Anonymous No. 16160102

>>16160092
Yeah wikipedia can be pretty obtuse. |X| and ||X|| are often used interchangeably although one or the other might be more correct (I never paid attention to that). They might mean the absolute value of X, or if X is a vector then the norm, which could be many things but is usually the euclidean norm, which is the usual "length" of the vector e.g.
>sqrt(x*x+y*y+z*z)
if X=(x,y,z).

Anonymous No. 16160107

>>16160081
Bro I literally wrote what the Euclidean norm of V is in the same post (assuming your V is a vector in (x,y,z) corresponding to the relative speeds in those component directions).

Anonymous No. 16160115

>>16160092
There's a lot of down in the weeds technicalities surrounding norms (which is what ||X|| and |X| both are, but in different contexts).

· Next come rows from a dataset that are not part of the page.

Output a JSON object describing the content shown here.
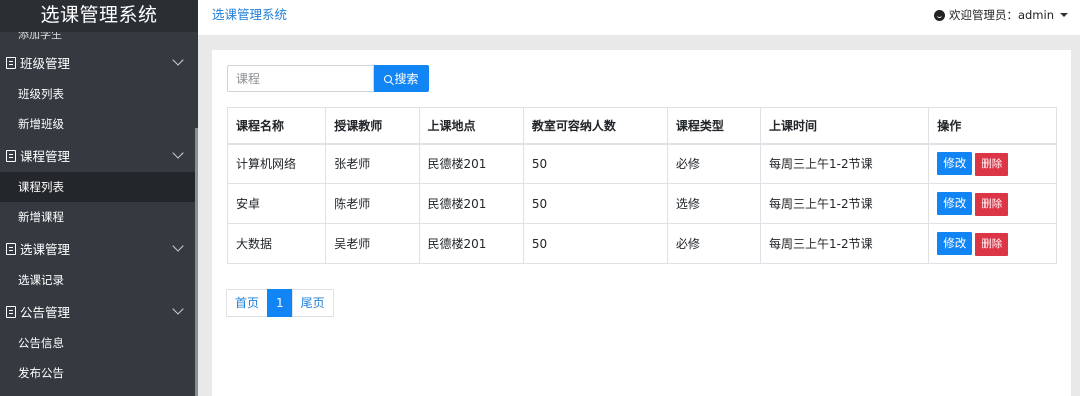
{
  "app": {
    "brand": "选课管理系统",
    "header_title": "选课管理系统",
    "user_text": "欢迎管理员：admin"
  },
  "sidebar": {
    "cut_item": "添加学生",
    "groups": [
      {
        "label": "班级管理",
        "items": [
          "班级列表",
          "新增班级"
        ]
      },
      {
        "label": "课程管理",
        "items": [
          "课程列表",
          "新增课程"
        ]
      },
      {
        "label": "选课管理",
        "items": [
          "选课记录"
        ]
      },
      {
        "label": "公告管理",
        "items": [
          "公告信息",
          "发布公告"
        ]
      }
    ]
  },
  "search": {
    "placeholder": "课程",
    "button_label": "搜索"
  },
  "table": {
    "headers": [
      "课程名称",
      "授课教师",
      "上课地点",
      "教室可容纳人数",
      "课程类型",
      "上课时间",
      "操作"
    ],
    "rows": [
      [
        "计算机网络",
        "张老师",
        "民德楼201",
        "50",
        "必修",
        "每周三上午1-2节课"
      ],
      [
        "安卓",
        "陈老师",
        "民德楼201",
        "50",
        "选修",
        "每周三上午1-2节课"
      ],
      [
        "大数据",
        "吴老师",
        "民德楼201",
        "50",
        "必修",
        "每周三上午1-2节课"
      ]
    ],
    "edit_label": "修改",
    "delete_label": "删除"
  },
  "pagination": {
    "first": "首页",
    "current": "1",
    "last": "尾页"
  }
}
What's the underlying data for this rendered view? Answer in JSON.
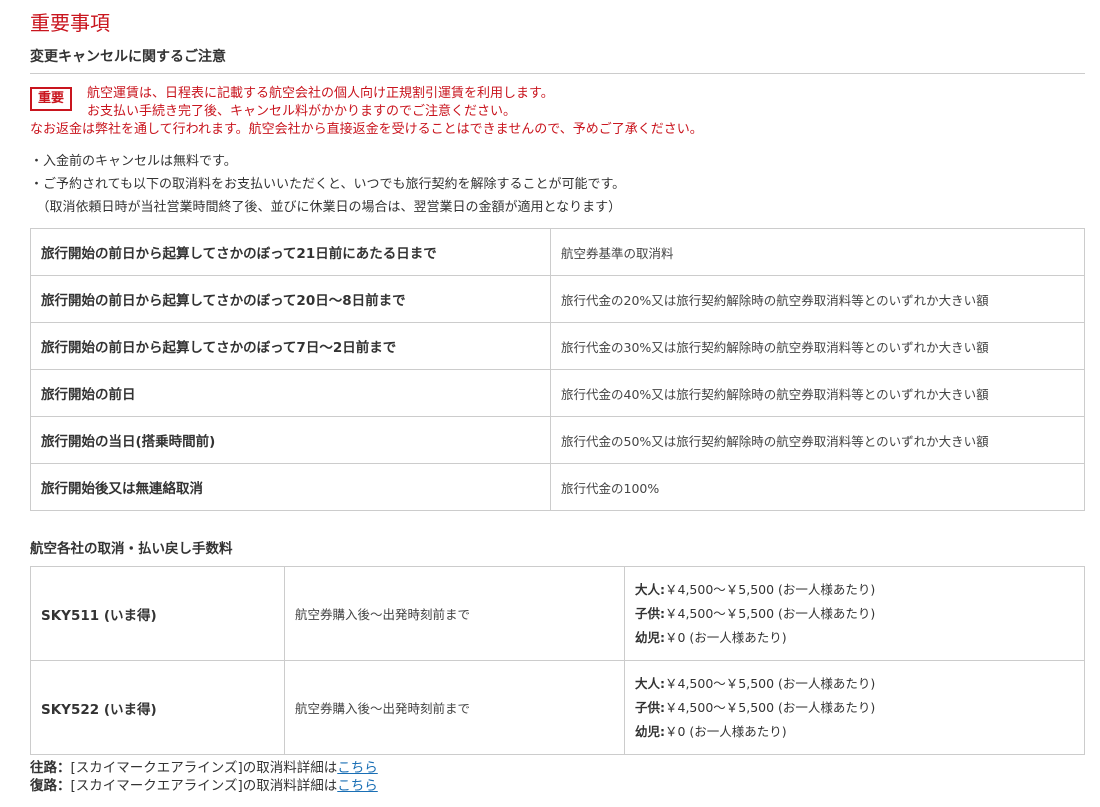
{
  "page_title": "重要事項",
  "section_title": "変更キャンセルに関するご注意",
  "important": {
    "badge": "重要",
    "line1": "航空運賃は、日程表に記載する航空会社の個人向け正規割引運賃を利用します。",
    "line2": "お支払い手続き完了後、キャンセル料がかかりますのでご注意ください。",
    "line3": "なお返金は弊社を通して行われます。航空会社から直接返金を受けることはできませんので、予めご了承ください。"
  },
  "bullets": [
    "・入金前のキャンセルは無料です。",
    "・ご予約されても以下の取消料をお支払いいただくと、いつでも旅行契約を解除することが可能です。",
    "　（取消依頼日時が当社営業時間終了後、並びに休業日の場合は、翌営業日の金額が適用となります）"
  ],
  "cancellation_fees": [
    {
      "period": "旅行開始の前日から起算してさかのぼって21日前にあたる日まで",
      "fee": "航空券基準の取消料"
    },
    {
      "period": "旅行開始の前日から起算してさかのぼって20日〜8日前まで",
      "fee": "旅行代金の20%又は旅行契約解除時の航空券取消料等とのいずれか大きい額"
    },
    {
      "period": "旅行開始の前日から起算してさかのぼって7日〜2日前まで",
      "fee": "旅行代金の30%又は旅行契約解除時の航空券取消料等とのいずれか大きい額"
    },
    {
      "period": "旅行開始の前日",
      "fee": "旅行代金の40%又は旅行契約解除時の航空券取消料等とのいずれか大きい額"
    },
    {
      "period": "旅行開始の当日(搭乗時間前)",
      "fee": "旅行代金の50%又は旅行契約解除時の航空券取消料等とのいずれか大きい額"
    },
    {
      "period": "旅行開始後又は無連絡取消",
      "fee": "旅行代金の100%"
    }
  ],
  "airline_section_title": "航空各社の取消・払い戻し手数料",
  "airline_fees": [
    {
      "flight": "SKY511 (いま得)",
      "period": "航空券購入後〜出発時刻前まで",
      "prices": [
        {
          "label": "大人:",
          "value": "￥4,500〜￥5,500 (お一人様あたり)"
        },
        {
          "label": "子供:",
          "value": "￥4,500〜￥5,500 (お一人様あたり)"
        },
        {
          "label": "幼児:",
          "value": "￥0 (お一人様あたり)"
        }
      ]
    },
    {
      "flight": "SKY522 (いま得)",
      "period": "航空券購入後〜出発時刻前まで",
      "prices": [
        {
          "label": "大人:",
          "value": "￥4,500〜￥5,500 (お一人様あたり)"
        },
        {
          "label": "子供:",
          "value": "￥4,500〜￥5,500 (お一人様あたり)"
        },
        {
          "label": "幼児:",
          "value": "￥0 (お一人様あたり)"
        }
      ]
    }
  ],
  "links": [
    {
      "label": "往路：",
      "text": "[スカイマークエアラインズ]の取消料詳細は",
      "link_text": "こちら"
    },
    {
      "label": "復路：",
      "text": "[スカイマークエアラインズ]の取消料詳細は",
      "link_text": "こちら"
    }
  ]
}
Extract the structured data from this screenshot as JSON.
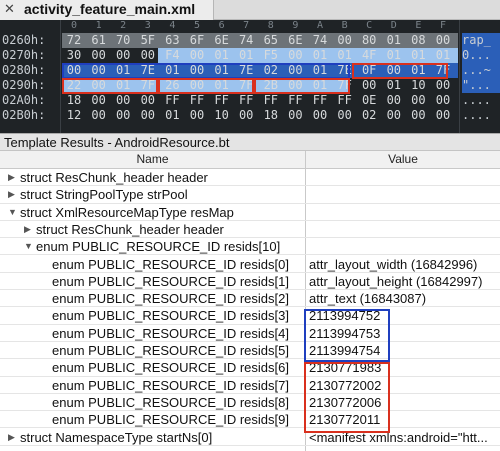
{
  "tab": {
    "title": "activity_feature_main.xml",
    "close_glyph": "✕"
  },
  "hex": {
    "header": [
      "0",
      "1",
      "2",
      "3",
      "4",
      "5",
      "6",
      "7",
      "8",
      "9",
      "A",
      "B",
      "C",
      "D",
      "E",
      "F"
    ],
    "rows": [
      {
        "addr": "0260h:",
        "bytes": [
          "72",
          "61",
          "70",
          "5F",
          "63",
          "6F",
          "6E",
          "74",
          "65",
          "6E",
          "74",
          "00",
          "80",
          "01",
          "08",
          "00"
        ],
        "ascii": "rap_"
      },
      {
        "addr": "0270h:",
        "bytes": [
          "30",
          "00",
          "00",
          "00",
          "F4",
          "00",
          "01",
          "01",
          "F5",
          "00",
          "01",
          "01",
          "4F",
          "01",
          "01",
          "01"
        ],
        "ascii": "0..."
      },
      {
        "addr": "0280h:",
        "bytes": [
          "00",
          "00",
          "01",
          "7E",
          "01",
          "00",
          "01",
          "7E",
          "02",
          "00",
          "01",
          "7E",
          "0F",
          "00",
          "01",
          "7F"
        ],
        "ascii": "...~"
      },
      {
        "addr": "0290h:",
        "bytes": [
          "22",
          "00",
          "01",
          "7F",
          "26",
          "00",
          "01",
          "7F",
          "2B",
          "00",
          "01",
          "7F",
          "00",
          "01",
          "10",
          "00"
        ],
        "ascii": "\"..."
      },
      {
        "addr": "02A0h:",
        "bytes": [
          "18",
          "00",
          "00",
          "00",
          "FF",
          "FF",
          "FF",
          "FF",
          "FF",
          "FF",
          "FF",
          "FF",
          "0E",
          "00",
          "00",
          "00"
        ],
        "ascii": "...."
      },
      {
        "addr": "02B0h:",
        "bytes": [
          "12",
          "00",
          "00",
          "00",
          "01",
          "00",
          "10",
          "00",
          "18",
          "00",
          "00",
          "00",
          "02",
          "00",
          "00",
          "00"
        ],
        "ascii": "...."
      }
    ]
  },
  "template": {
    "panel_title": "Template Results - AndroidResource.bt",
    "col_name": "Name",
    "col_value": "Value",
    "rows": [
      {
        "name": "struct ResChunk_header header",
        "value": "",
        "indent": 0,
        "tri": "▶"
      },
      {
        "name": "struct StringPoolType strPool",
        "value": "",
        "indent": 0,
        "tri": "▶"
      },
      {
        "name": "struct XmlResourceMapType resMap",
        "value": "",
        "indent": 0,
        "tri": "▼"
      },
      {
        "name": "struct ResChunk_header header",
        "value": "",
        "indent": 1,
        "tri": "▶"
      },
      {
        "name": "enum PUBLIC_RESOURCE_ID resids[10]",
        "value": "",
        "indent": 1,
        "tri": "▼"
      },
      {
        "name": "enum PUBLIC_RESOURCE_ID resids[0]",
        "value": "attr_layout_width (16842996)",
        "indent": 2,
        "tri": ""
      },
      {
        "name": "enum PUBLIC_RESOURCE_ID resids[1]",
        "value": "attr_layout_height (16842997)",
        "indent": 2,
        "tri": ""
      },
      {
        "name": "enum PUBLIC_RESOURCE_ID resids[2]",
        "value": "attr_text (16843087)",
        "indent": 2,
        "tri": ""
      },
      {
        "name": "enum PUBLIC_RESOURCE_ID resids[3]",
        "value": "2113994752",
        "indent": 2,
        "tri": ""
      },
      {
        "name": "enum PUBLIC_RESOURCE_ID resids[4]",
        "value": "2113994753",
        "indent": 2,
        "tri": ""
      },
      {
        "name": "enum PUBLIC_RESOURCE_ID resids[5]",
        "value": "2113994754",
        "indent": 2,
        "tri": ""
      },
      {
        "name": "enum PUBLIC_RESOURCE_ID resids[6]",
        "value": "2130771983",
        "indent": 2,
        "tri": ""
      },
      {
        "name": "enum PUBLIC_RESOURCE_ID resids[7]",
        "value": "2130772002",
        "indent": 2,
        "tri": ""
      },
      {
        "name": "enum PUBLIC_RESOURCE_ID resids[8]",
        "value": "2130772006",
        "indent": 2,
        "tri": ""
      },
      {
        "name": "enum PUBLIC_RESOURCE_ID resids[9]",
        "value": "2130772011",
        "indent": 2,
        "tri": ""
      },
      {
        "name": "struct NamespaceType startNs[0]",
        "value": "<manifest xmlns:android=\"htt...",
        "indent": 0,
        "tri": "▶"
      }
    ]
  },
  "colors": {
    "hex_bg": "#1f2326",
    "highlight_blue": "#2b5fb8",
    "highlight_light_blue": "#9cc3ee",
    "annotation_blue": "#1f3fbf",
    "annotation_red": "#d9301e"
  }
}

My guess is that your problem is using |X| as shorthand for ||X||_2 which is the same thing as the Euclidean norm. Let's say your vector X = (x,y,z), then:
||X||_2 = sqrt(x^2 + y^2 + z^2).

The Cauchy-schwarz inequality just tells you that if you have two vectors X = (x,y,z) and Y = (a,b,c) then:
|ax + by + cz| <= sqrt(|x^2 + y^2 +z^2| |a^2 + b^2 + c^2|).

Don't worry about a lot of the other stuff on there. Not important to your problem..

Anonymous No. 16160122

>>16160102
>>16160115
so I square the x y and z values for it to be properly formatted in the equation?